Secretary of State Colin Powell, Three Others Leaving Cabinet

Melanie Hunter | Deputy Managing Editor | Monday, November 15, 2004

Secretary of State Colin Powell, Three Others Leaving Cabinet

( - Secretary of State Colin Powell has confirmed what many people suspected - he told his staff Monday morning that he is resigning from the Bush Cabinet. Energy Secretary Spencer Abraham, Education Secretary Rod Paige and Agriculture Secretary Ann Veneman also plan to resign, press reports said.

The four departures come in addition to the already announced resignations of Attorney General John Ashcroft and Commerce Secretary Don Evans. It's not yet clear who will replace Powell or the other three Cabinet members named on Monday.

"Secretary Powell is doing an outstanding job over at the State Department. He has helped us accomplish many great things to make the world stronger and safer, and we appreciate his service," White House press secretary Scott McClellan said at a press briefing Monday.

"He will continue to work in that capacity, I expect, until his replacement is confirmed by the Senate, and he's got a busy travel schedule coming up, I know as well," McClellan added. He shot down speculation that the outgoing cabinet members were pressured to resign.

"Each of these individuals came to a decision for different reasons, and I think that's to be expected, and if you look back over history, this is a pattern that is probably similar to other administrations who have moved into a second term as well," McClellan added.

At a press briefing Monday afternoon, Powell said over the course of a year he and the president had privately discussed "what to do at the end of the first term."

"It has always been my intention that I would serve one-term. And after we had had a chance to do the first of discussions on it, we came to mutual agreement that it would be appropriate for me to leave at this time," Powell said.

The secretary of state said he expects to "act fully" in his position until the day he leaves. "And I suspect that will be a number of weeks or a month or two as my replacement goes through the confirmation process," he said.

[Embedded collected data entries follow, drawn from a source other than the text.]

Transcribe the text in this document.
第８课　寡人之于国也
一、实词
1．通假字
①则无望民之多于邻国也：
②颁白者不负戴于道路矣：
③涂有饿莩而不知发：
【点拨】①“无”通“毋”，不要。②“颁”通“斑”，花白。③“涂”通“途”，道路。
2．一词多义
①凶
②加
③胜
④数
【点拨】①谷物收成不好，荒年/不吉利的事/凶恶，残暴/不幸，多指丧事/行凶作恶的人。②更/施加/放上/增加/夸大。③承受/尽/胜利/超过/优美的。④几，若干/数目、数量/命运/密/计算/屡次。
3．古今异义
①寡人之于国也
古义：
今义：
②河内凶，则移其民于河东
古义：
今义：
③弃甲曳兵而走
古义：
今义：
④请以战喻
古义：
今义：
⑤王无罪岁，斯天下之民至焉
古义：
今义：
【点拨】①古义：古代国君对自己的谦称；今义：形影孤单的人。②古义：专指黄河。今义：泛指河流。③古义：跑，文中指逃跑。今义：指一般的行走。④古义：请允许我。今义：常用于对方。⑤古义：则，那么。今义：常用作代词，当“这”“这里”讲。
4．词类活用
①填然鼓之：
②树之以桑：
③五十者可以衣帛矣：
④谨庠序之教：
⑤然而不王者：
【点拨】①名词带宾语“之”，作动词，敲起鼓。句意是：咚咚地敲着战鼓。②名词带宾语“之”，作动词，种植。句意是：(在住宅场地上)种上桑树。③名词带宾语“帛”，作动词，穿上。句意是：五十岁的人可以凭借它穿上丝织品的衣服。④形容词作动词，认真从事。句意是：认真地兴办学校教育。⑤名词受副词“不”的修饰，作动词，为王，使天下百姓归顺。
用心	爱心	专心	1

Powell said he doesn't know what he's going to do next after he relinquishes his duties to his successor.

For now, Powell has a full schedule which includes a trip to Chile on Wednesday, followed by a trip to Egypt "and other places." That will be followed by "a full series of European and other meetings in December."

"And I fully intend for the department to work as hard as it has in recent years to push forward the president's foreign policy agenda... I can assure you I'll be working hard until the very, very end," Powell said.

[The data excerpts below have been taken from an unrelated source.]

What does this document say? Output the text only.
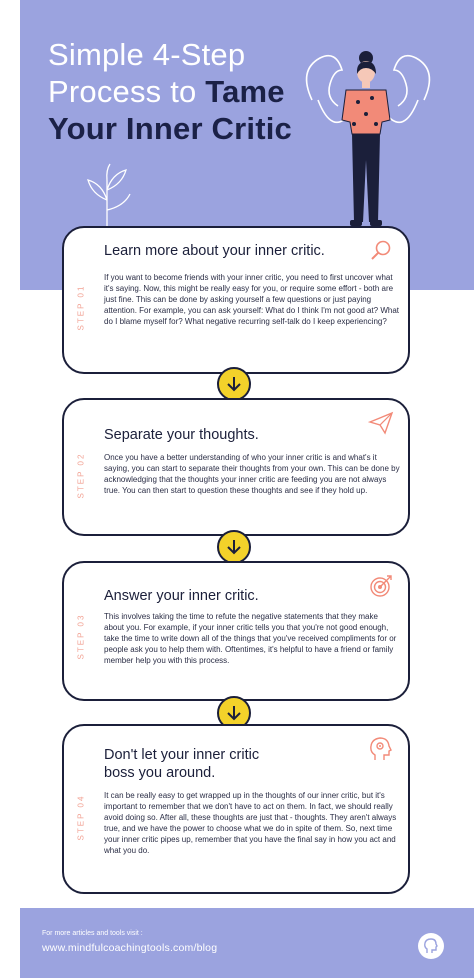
Simple 4-Step
Process to Tame
Your Inner Critic
STEP 01
Learn more about your inner critic.
If you want to become friends with your inner critic, you need to first uncover what it's saying. Now, this might be really easy for you, or require some effort - both are just fine. This can be done by asking yourself a few questions or just paying attention. For example, you can ask yourself: What do I think I'm not good at? What do I blame myself for? What negative recurring self-talk do I keep experiencing?
STEP 02
Separate your thoughts.
Once you have a better understanding of who your inner critic is and what's it saying, you can start to separate their thoughts from your own. This can be done by acknowledging that the thoughts your inner critic are feeding you are not always true. You can then start to question these thoughts and see if they hold up.
STEP 03
Answer your inner critic.
This involves taking the time to refute the negative statements that they make about you. For example, if your inner critic tells you that you're not good enough, take the time to write down all of the things that you've received compliments for or people ask you to help them with. Oftentimes, it's helpful to have a friend or family member help you with this process.
STEP 04
Don't let your inner critic
boss you around.
It can be really easy to get wrapped up in the thoughts of our inner critic, but it's important to remember that we don't have to act on them. In fact, we should really avoid doing so. After all, these thoughts are just that - thoughts. They aren't always true, and we have the power to choose what we do in spite of them. So, next time your inner critic pipes up, remember that you have the final say in how you act and what you do.
For more articles and tools visit :
www.mindfulcoachingtools.com/blog
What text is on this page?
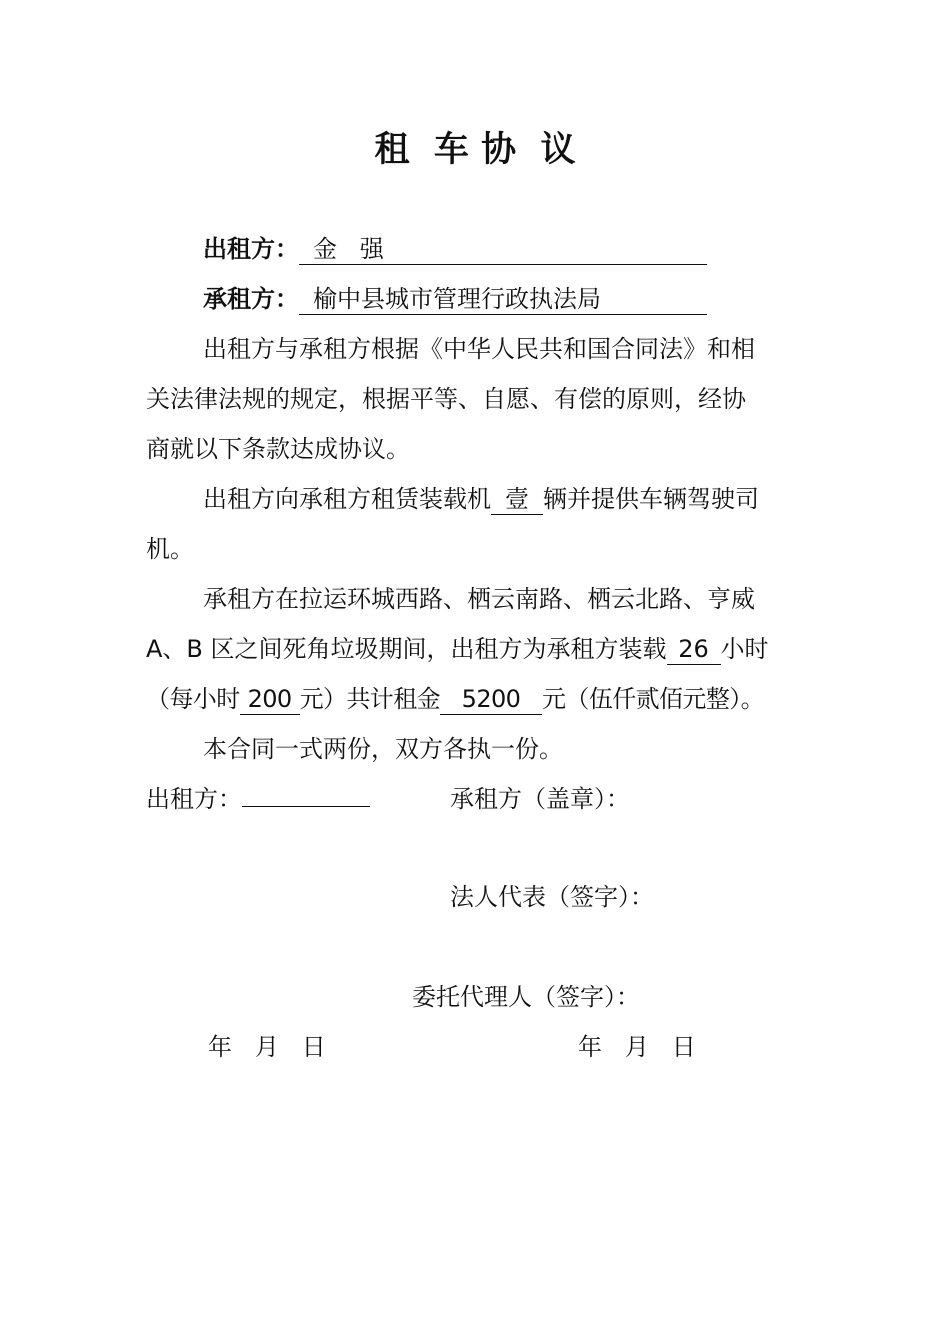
租  车 协  议
出租方： 金   强
承租方： 榆中县城市管理行政执法局
出租方与承租方根据《中华人民共和国合同法》和相
关法律法规的规定，根据平等、自愿、有偿的原则，经协
商就以下条款达成协议。
出租方向承租方租赁装载机 壹 辆并提供车辆驾驶司
机。
承租方在拉运环城西路、栖云南路、栖云北路、亨威
A、B 区之间死角垃圾期间，出租方为承租方装载 26 小时
（每小时 200 元）共计租金 5200 元（伍仟贰佰元整）。
本合同一式两份，双方各执一份。
出租方：	承租方（盖章）：
法人代表（签字）：
委托代理人（签字）：
年   月   日	年   月   日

When asked what the "biggest piece of unfinished business" that his department must tackle is, Powell rattled off a list of priorities that include the ongoing war on terror, consolidating gains made in Afghanistan, victory against the insurgency in Iraq and making leeway in the Middle East peace process now that PA Chairman Yasser Arafat is gone.

"I think a new opportunity has presented itself in the Middle East and President Bush has spoken to this and hopefully over the next few weeks I'll be able to see how much potential is in this new opportunity in the Middle East with the passing of Chairman Arafat," Powell said.

"And beyond that I think we have to just keep working on the broad agenda that we have had for the past four years," Powell said, adding that the U.S. must strengthen its alliances.

"We have solid alliances in Asia with Japan and South Korea and the Philippines and Thailand and Australia," Powell said. The U.S. must use its alliances in Asia to press for a solution to the North Korean nuclear program, he said.

"We have to work with our European Union friends and with the IAEA to find a solution to the uranium nuclear program," Powell said, adding that he's hopeful that progress has been made "over the last 24 hours."

It hasn't all been rosy, Powell acknowledged, noting "difficulties with some nations in Europe" last year over Iraq. But, he said, "We are getting rid of those differences, coming together again as evidenced by the fact that NATO is now undertaking a mission of support of the Iraq people."

"And so I think there are still challenges out there, but I think there are far more opportunities out there. We've got good relations with China - the best perhaps in decades - good relations with India, with Pakistan, with the Russian Federation. All of this, I think is the result of foreign policy efforts over the last four years under President Bush's leadership," Powell said.